Skyman

It was on his tenth birthday that the event which would define the life of Carl Merryweather took place, a family camping trip on which he alone was witness to the appearance of what he called “the Skyman,” though others confirmed the other phenomena often associated with what are termed “unidentified flying objects.”

The thirtieth anniversary of that date approaching, Carl wishes to return to the desert, believing that the time has come for the Skyman to make good on his promise to return; his father dead, his mother in a nursing home, his brother living in Alaska, accompanying him with different degrees of enthusiasm are his divorced sister Gina and his best friend Marcus.

Written and directed by Daniel Myrick who along with Eduardo Sánchez created The Blair Witch Project which launched the craze of the “found footage” film, Skyman is a return to that format, presented as a documentary focusing on Merryweather (Michael Selle) as he describes the profound impact of that childhood encounter and his long road to understand and reconcile it with the frustrations of his directionless life.

Opening with an introduction given by a professor of the University of Washington, the psychological reasons for the desire to believe are touched upon, our brains wired to find patterns, “to form a constellation out of random points” with the susceptibility to overreach prevalent in “a certain socioeconomic profile… they’re good people, maybe just a little lost.”

Merryweather presented as such a man, he is a hoarder of magazines and newspaper clippings, a compulsive solver of crossword puzzles, a survivalist with a shipping container in the desert prepared as a fallback position, and it is here that he believes the answers will come to him alone on his fortieth birthday, a man who has built his life around a singular belief largely unsupported by evidence.

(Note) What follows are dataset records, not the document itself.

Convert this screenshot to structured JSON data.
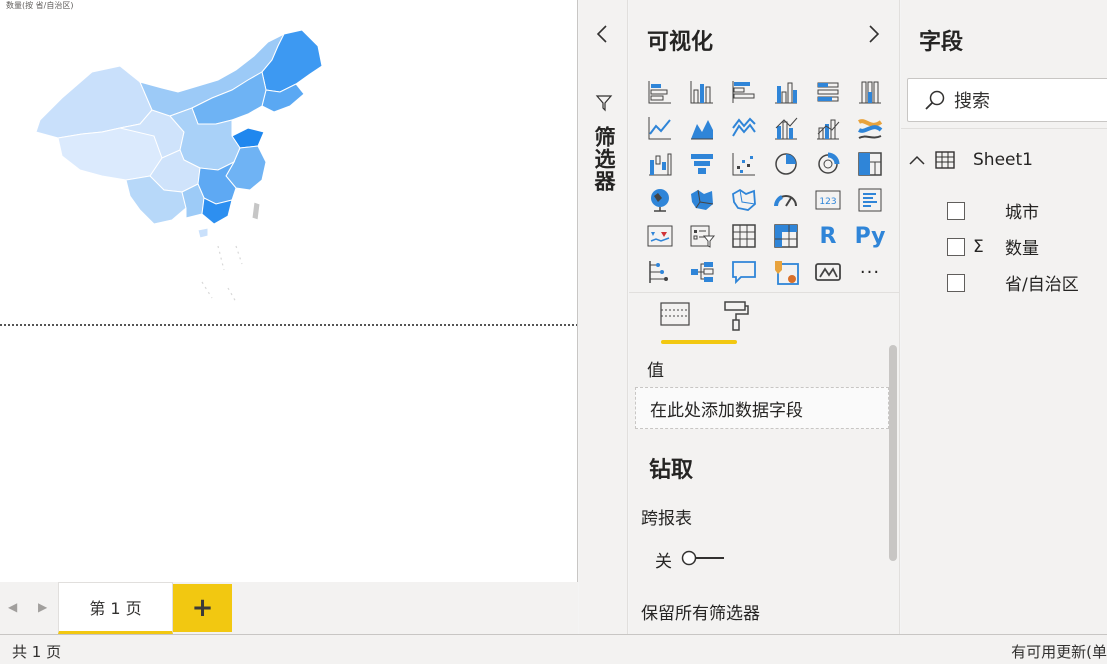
{
  "canvas": {
    "map_title": "数量(按 省/自治区)"
  },
  "pages": {
    "tab_label": "第 1 页",
    "add_label": "+"
  },
  "status": {
    "left": "共 1 页",
    "right": "有可用更新(单"
  },
  "filters": {
    "label": "筛选器",
    "collapse_icon": "chevron-left",
    "funnel_icon": "funnel"
  },
  "viz": {
    "title": "可视化",
    "expand_icon": "chevron-right",
    "r_label": "R",
    "py_label": "Py",
    "more_label": "···",
    "values_label": "值",
    "values_placeholder": "在此处添加数据字段",
    "drill_title": "钻取",
    "cross_report_label": "跨报表",
    "toggle_state_label": "关",
    "keep_filters_label": "保留所有筛选器",
    "accent_color": "#f2c811"
  },
  "fields": {
    "title": "字段",
    "search_placeholder": "搜索",
    "table_name": "Sheet1",
    "items": [
      {
        "name": "城市",
        "sigma": ""
      },
      {
        "name": "数量",
        "sigma": "Σ"
      },
      {
        "name": "省/自治区",
        "sigma": ""
      }
    ]
  }
}
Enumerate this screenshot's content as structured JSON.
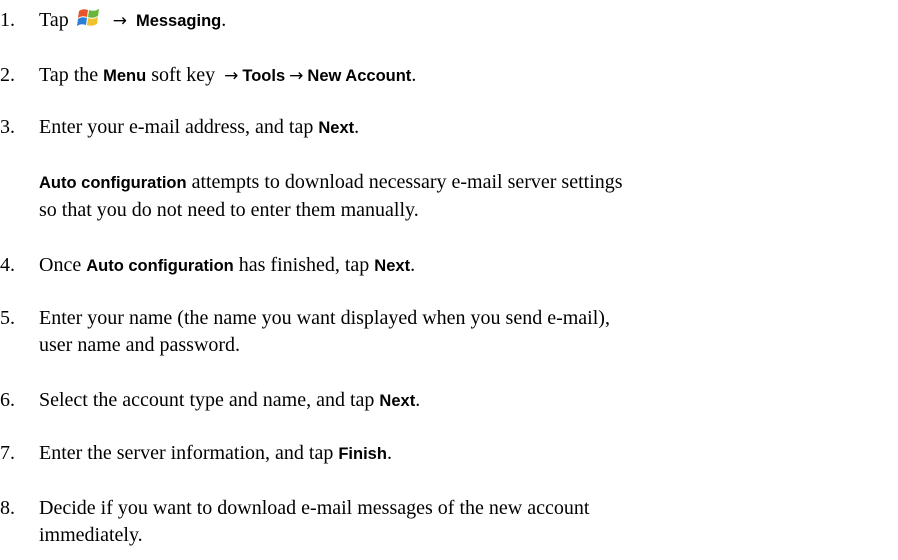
{
  "steps": [
    {
      "num": "1.",
      "a": "Tap",
      "icon": "windows-start-icon",
      "kw1": "Messaging",
      "end": "."
    },
    {
      "num": "2.",
      "a": "Tap the ",
      "kw1": "Menu",
      "b": " soft key ",
      "kw2": "Tools",
      "kw3": "New Account",
      "end": "."
    },
    {
      "num": "3.",
      "a": "Enter your e-mail address, and tap ",
      "kw1": "Next",
      "end": "."
    },
    {
      "num": "4.",
      "a": "Once ",
      "kw1": "Auto configuration",
      "b": " has finished, tap ",
      "kw2": "Next",
      "end": "."
    },
    {
      "num": "5.",
      "line1": "Enter your name (the name you want displayed when you send e-mail),",
      "line2": "user name and password."
    },
    {
      "num": "6.",
      "a": "Select the account type and name, and tap ",
      "kw1": "Next",
      "end": "."
    },
    {
      "num": "7.",
      "a": "Enter the server information, and tap ",
      "kw1": "Finish",
      "end": "."
    },
    {
      "num": "8.",
      "line1": "Decide if you want to download e-mail messages of the new account",
      "line2": "immediately."
    }
  ],
  "note": {
    "kw": "Auto configuration",
    "line1_rest": " attempts to download necessary e-mail server settings",
    "line2": "so that you do not need to enter them manually."
  },
  "arrow_symbol": "→"
}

Set in Apple Valley in San Bernardino County in Southern California, on the edge of the Mojave Desert, with soaring drone shots of the stark locations Skyman is technically of a different order than the earlier films which came to define the subgenre, yet as a poor white trash Close Encounters of the Third Kind it inevitably falls into patterns overly familiar without any need for supplementary extrapolation, any potential squandered as day follows drunken night and disappointment looms on the darkened horizon.